Barrow (Ditch barrow), Mooresfort, Co. Tipperary
Co. Tipperary |
Barrows
At the edge of an old flood plain in County Tipperary, a barely perceptible ring in the improved pasture marks the presence of a prehistoric burial monument.
It would be almost entirely invisible to someone walking past, the kind of thing that disappears under cattle and seasons. What makes it legible at all is the view from above: an aerial photograph revealed it as a ring-ditch, the faint circular shadow of a ditch barrow whose earthworks have been largely levelled by centuries of agriculture.

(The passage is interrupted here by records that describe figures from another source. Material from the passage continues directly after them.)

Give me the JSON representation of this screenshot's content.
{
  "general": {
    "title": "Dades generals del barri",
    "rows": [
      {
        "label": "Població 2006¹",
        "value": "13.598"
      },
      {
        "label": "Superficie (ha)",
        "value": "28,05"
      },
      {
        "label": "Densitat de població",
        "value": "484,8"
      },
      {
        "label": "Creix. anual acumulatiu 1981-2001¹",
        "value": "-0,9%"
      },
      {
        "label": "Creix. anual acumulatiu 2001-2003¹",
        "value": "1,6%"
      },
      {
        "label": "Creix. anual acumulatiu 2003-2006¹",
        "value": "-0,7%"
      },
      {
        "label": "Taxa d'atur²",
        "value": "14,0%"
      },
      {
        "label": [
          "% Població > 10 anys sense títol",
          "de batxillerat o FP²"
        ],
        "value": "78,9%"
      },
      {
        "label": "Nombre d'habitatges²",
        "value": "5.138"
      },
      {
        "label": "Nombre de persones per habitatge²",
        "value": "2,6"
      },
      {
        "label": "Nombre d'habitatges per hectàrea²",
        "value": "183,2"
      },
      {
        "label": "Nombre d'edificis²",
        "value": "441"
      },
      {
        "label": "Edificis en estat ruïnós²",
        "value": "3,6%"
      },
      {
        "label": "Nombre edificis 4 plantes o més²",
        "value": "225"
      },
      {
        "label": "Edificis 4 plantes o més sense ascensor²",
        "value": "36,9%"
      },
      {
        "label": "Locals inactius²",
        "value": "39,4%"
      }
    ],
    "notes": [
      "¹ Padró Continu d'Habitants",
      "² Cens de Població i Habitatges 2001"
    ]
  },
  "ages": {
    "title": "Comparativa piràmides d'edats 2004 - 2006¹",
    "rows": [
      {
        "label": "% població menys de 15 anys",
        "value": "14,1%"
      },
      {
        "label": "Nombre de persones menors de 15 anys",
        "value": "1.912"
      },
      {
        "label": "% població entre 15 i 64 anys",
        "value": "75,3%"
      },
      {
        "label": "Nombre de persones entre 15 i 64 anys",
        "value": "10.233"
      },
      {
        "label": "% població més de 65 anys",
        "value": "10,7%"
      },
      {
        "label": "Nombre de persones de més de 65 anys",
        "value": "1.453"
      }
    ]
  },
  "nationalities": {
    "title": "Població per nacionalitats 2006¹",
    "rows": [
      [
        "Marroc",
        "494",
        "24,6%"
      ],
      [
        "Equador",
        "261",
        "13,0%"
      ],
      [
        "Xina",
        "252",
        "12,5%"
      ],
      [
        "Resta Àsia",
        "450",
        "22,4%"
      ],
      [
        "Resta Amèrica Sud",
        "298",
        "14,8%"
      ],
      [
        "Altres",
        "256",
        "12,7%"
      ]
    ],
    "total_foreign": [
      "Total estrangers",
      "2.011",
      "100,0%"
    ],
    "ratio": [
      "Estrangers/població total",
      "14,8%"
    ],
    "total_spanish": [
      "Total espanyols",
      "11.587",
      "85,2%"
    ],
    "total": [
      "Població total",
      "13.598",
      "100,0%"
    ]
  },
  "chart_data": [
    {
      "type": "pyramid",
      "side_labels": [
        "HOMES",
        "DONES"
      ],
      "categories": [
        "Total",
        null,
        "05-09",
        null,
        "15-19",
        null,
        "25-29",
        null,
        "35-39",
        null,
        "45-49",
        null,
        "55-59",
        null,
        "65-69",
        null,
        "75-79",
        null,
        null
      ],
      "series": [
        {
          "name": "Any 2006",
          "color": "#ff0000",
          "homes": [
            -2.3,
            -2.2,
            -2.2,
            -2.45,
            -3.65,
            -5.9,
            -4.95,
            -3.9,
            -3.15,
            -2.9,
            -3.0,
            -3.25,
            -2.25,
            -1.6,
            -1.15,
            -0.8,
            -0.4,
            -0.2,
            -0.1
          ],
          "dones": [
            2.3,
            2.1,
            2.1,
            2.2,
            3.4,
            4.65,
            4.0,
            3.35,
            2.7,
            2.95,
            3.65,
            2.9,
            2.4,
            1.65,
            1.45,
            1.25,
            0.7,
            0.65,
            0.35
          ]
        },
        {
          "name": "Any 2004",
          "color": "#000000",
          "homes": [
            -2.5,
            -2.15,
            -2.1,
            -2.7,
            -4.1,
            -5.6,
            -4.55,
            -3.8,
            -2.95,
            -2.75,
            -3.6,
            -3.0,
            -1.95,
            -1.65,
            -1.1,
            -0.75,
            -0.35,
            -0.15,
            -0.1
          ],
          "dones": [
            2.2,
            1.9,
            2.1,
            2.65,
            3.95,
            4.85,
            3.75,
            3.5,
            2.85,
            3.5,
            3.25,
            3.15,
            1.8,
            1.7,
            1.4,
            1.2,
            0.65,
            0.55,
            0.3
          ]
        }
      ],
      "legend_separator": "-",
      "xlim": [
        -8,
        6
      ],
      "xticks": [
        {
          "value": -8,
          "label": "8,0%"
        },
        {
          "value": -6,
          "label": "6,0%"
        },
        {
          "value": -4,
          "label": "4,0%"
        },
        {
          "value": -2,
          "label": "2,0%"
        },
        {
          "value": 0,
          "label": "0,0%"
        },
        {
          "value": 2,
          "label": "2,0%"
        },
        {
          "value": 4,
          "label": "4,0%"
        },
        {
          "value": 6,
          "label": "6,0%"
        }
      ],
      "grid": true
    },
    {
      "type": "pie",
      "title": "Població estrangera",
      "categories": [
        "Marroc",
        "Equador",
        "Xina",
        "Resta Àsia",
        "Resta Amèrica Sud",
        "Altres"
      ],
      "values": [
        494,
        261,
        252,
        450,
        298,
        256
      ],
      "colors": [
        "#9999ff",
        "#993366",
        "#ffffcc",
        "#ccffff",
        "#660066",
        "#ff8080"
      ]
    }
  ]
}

A ditch barrow, sometimes called a ring-ditch barrow, is a funerary monument typically consisting of a low central mound, now often ploughed or grazed flat, surrounded by a circular fosse, or ditch, cut into the ground. This example at Mooresfort measures roughly 4.5 metres north to south and 5.5 metres east to west, defined by a shallow fosse approximately two metres wide and just ten centimetres deep. A short linear depression lies about four metres to the north, its long axis running roughly east-northeast to west-southwest. Such monuments are generally associated with Bronze Age burial practices in Ireland, though without excavation it is difficult to say more about who was interred here or when. What the dimensions do suggest is a relatively modest example of the type, sitting quietly above the waterlogged ground of the former flood plain, just far enough above the seasonal wet to have been a deliberate choice of location.